Overall, despite the US Dollar’s weakness and investors buying the Pound back from its lowest levels, the Pound remains unappealing on Brexit uncertainties. According to strategists from JPMorgan:

‘The political situation will likely remain challenging, with a rather high probability of market adverse scenarios materializing... which in turn could hurt corporate sentiment,’


USD Remains Unappealing Following Trump’s Comments on Its Strength


Despite the Brexit concerns causing broad Pound weakness, the US Dollar has been unappealing since last week too and was unable to benefit from Sterling’s poor performance.

Towards the end of last week, US-China trade war jitters worsened again as US President Donald Trump made surprising comments regarding the Federal Reserve and the US currency itself.

It is highly unusual for a US President to directly comment on or criticise the US Dollar, or the independent Central Bank.

However, Trump took aim at the strength of the US Dollar and the Federal Reserve’s recently rising interest rates.

This worsened market concerns that a currency war could become reality too and caused a US Dollar selloff that has lasted into this week.

Monday’s US data caused no notable change to US Dollar demand. Existing home sales fell well short of expectations, but the Chicago Fed’s national activity index jumped to 0.43 rather than the expected 0.25.

GBP/USD Forecast: Tensions Could Remain with Both Currencies Unappealing


Investors may be unlikely to buy the Pound or US Dollar much in the coming days, unless there are surprising Brexit developments or US-China trade war developments that are surprisingly optimistic.

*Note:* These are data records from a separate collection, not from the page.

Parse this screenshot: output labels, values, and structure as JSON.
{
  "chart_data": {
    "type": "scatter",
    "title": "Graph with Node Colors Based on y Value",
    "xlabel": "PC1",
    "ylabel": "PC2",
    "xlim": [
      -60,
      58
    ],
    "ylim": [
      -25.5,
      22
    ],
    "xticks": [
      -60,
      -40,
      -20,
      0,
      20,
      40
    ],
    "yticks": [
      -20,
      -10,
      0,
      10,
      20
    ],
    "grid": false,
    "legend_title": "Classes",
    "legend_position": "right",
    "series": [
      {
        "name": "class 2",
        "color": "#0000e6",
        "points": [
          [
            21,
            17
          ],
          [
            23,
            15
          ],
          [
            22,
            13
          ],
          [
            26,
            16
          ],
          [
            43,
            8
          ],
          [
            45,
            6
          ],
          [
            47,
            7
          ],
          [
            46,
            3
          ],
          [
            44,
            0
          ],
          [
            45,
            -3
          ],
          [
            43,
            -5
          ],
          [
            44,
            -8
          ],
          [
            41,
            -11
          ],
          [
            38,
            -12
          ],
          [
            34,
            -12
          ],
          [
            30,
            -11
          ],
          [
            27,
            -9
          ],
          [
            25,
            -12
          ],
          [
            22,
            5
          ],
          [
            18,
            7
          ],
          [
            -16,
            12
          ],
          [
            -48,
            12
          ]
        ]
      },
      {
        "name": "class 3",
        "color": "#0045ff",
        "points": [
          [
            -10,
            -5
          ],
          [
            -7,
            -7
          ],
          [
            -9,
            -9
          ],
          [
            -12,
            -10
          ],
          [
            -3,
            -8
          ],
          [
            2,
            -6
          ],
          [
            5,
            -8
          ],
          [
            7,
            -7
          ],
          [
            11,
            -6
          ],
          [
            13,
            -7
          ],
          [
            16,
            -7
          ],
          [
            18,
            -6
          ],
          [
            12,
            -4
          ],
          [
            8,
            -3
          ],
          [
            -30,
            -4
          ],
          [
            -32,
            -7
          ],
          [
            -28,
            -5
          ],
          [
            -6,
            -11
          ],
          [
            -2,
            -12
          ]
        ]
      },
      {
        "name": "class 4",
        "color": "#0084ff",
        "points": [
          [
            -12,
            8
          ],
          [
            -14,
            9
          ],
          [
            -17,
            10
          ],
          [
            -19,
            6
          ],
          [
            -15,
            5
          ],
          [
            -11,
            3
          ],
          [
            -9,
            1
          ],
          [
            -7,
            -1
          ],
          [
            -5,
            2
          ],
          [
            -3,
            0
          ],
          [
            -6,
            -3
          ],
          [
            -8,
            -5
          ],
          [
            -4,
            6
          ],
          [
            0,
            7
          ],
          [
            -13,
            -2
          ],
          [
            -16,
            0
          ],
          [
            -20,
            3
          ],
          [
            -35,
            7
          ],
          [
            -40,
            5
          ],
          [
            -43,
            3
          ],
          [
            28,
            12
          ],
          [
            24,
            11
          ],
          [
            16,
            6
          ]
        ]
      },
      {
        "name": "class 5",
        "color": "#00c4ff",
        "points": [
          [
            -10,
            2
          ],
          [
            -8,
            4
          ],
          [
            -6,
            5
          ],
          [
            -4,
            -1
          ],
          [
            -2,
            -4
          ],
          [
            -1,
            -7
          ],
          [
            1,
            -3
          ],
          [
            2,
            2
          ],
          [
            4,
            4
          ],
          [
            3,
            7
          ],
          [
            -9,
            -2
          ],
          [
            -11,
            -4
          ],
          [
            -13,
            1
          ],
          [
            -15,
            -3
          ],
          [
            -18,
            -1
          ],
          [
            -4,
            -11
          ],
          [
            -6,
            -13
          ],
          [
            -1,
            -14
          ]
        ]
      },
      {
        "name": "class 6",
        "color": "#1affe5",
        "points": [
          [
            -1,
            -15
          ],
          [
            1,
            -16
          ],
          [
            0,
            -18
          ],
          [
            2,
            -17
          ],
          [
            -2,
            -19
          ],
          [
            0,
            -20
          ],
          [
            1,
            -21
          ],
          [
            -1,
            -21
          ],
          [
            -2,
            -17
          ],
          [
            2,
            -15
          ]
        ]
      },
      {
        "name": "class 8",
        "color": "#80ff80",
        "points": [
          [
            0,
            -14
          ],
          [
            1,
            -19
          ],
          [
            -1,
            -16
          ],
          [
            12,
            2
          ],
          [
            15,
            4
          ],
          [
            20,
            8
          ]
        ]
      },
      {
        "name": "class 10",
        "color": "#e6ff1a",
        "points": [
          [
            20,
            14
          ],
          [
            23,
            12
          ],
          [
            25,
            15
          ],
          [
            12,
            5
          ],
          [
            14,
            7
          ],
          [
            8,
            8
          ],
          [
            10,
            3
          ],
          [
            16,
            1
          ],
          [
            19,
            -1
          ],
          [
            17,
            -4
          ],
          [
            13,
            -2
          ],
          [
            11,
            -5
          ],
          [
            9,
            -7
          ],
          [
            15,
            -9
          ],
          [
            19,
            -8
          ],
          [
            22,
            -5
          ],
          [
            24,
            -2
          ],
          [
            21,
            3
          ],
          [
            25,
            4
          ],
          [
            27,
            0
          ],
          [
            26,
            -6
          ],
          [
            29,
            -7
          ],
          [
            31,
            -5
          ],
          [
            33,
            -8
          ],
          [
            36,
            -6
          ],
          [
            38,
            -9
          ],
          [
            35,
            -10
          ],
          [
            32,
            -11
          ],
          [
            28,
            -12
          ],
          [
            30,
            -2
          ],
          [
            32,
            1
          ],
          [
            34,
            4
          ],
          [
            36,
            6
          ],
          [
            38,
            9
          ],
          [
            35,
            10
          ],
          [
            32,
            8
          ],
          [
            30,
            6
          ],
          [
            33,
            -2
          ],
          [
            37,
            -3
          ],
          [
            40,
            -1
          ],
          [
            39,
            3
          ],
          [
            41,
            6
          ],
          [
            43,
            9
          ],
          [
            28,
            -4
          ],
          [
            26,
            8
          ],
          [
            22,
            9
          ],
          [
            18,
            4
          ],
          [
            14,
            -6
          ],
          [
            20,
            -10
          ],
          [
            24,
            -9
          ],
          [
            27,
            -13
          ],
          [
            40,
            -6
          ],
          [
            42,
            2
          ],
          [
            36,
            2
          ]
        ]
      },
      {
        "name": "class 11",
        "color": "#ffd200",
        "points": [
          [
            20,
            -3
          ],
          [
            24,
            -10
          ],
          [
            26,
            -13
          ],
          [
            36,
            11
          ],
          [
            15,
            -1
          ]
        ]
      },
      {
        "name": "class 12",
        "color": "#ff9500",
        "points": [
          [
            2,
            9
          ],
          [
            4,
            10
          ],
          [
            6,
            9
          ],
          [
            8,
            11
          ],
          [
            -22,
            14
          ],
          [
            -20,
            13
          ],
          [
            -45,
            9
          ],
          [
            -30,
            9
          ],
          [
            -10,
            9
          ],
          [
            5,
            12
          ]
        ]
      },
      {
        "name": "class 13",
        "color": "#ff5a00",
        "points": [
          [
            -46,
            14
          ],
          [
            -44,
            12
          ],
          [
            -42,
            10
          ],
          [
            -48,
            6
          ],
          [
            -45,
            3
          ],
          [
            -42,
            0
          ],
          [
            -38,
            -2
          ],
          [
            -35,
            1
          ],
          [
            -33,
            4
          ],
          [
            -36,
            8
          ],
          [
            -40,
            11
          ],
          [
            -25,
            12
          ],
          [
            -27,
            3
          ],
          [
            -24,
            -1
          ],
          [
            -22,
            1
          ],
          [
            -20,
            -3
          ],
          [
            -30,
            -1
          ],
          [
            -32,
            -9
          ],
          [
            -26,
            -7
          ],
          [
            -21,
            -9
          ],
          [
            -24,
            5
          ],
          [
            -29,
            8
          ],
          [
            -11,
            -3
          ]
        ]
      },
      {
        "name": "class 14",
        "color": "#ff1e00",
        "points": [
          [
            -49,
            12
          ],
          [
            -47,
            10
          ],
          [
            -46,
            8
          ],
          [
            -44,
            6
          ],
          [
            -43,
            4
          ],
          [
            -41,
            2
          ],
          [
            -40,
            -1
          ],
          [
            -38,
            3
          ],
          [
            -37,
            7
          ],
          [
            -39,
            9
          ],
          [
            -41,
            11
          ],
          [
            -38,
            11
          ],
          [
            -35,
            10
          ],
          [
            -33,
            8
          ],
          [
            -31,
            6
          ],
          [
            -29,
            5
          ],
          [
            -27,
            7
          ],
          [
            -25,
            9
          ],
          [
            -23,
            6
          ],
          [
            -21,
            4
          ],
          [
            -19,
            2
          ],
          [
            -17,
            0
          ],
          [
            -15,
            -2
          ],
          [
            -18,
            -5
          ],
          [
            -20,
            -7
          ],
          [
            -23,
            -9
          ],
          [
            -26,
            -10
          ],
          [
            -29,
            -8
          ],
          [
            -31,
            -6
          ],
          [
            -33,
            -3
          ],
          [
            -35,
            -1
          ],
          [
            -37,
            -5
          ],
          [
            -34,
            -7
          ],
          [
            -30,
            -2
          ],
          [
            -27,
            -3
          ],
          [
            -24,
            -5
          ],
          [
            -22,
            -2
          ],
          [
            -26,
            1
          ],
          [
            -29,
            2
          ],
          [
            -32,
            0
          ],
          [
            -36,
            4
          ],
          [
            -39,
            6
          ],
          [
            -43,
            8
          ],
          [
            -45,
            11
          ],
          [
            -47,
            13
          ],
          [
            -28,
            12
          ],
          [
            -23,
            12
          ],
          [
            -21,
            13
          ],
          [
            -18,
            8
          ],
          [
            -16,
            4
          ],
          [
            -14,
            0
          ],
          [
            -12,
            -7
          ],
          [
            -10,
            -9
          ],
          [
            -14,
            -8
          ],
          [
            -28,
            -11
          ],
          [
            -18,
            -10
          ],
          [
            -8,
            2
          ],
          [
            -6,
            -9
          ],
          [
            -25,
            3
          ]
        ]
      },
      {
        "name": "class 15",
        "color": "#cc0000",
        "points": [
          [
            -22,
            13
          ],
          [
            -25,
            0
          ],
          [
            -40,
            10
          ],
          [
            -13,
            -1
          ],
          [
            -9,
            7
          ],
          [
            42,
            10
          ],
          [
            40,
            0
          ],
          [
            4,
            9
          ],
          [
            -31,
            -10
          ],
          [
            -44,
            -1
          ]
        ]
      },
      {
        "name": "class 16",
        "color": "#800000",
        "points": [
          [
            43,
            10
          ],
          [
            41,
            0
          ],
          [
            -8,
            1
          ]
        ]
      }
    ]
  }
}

As UK Parliament is breaking for summer recess on Tuesday, analysts predict Brexit and political jitters may take a backseat in the coming weeks.

However, Britain’s economic calendar is a little quieter too, meaning there is unlikely to be much reason for investors to buy Sterling in general save for the possibility of a major surprise to the upside.

Tuesday will see the publication of the Confederation of British Industry’s (CB) Q3 business optimism figures, and industrial trends orders from July. CBI distributive trades data will come in on Wednesday.

US PMI projections for July from Markit, due on Tuesday, are likely to be more influential and will give investors a better idea of how the US economy has fared this month.

However, as Markit’s US PMIs are not seen to be as influential as ISM’s US PMIs, Pound to US Dollar exchange rate investors may opt to instead await Friday’s key US Gross Domestic Product (GDP) growth data.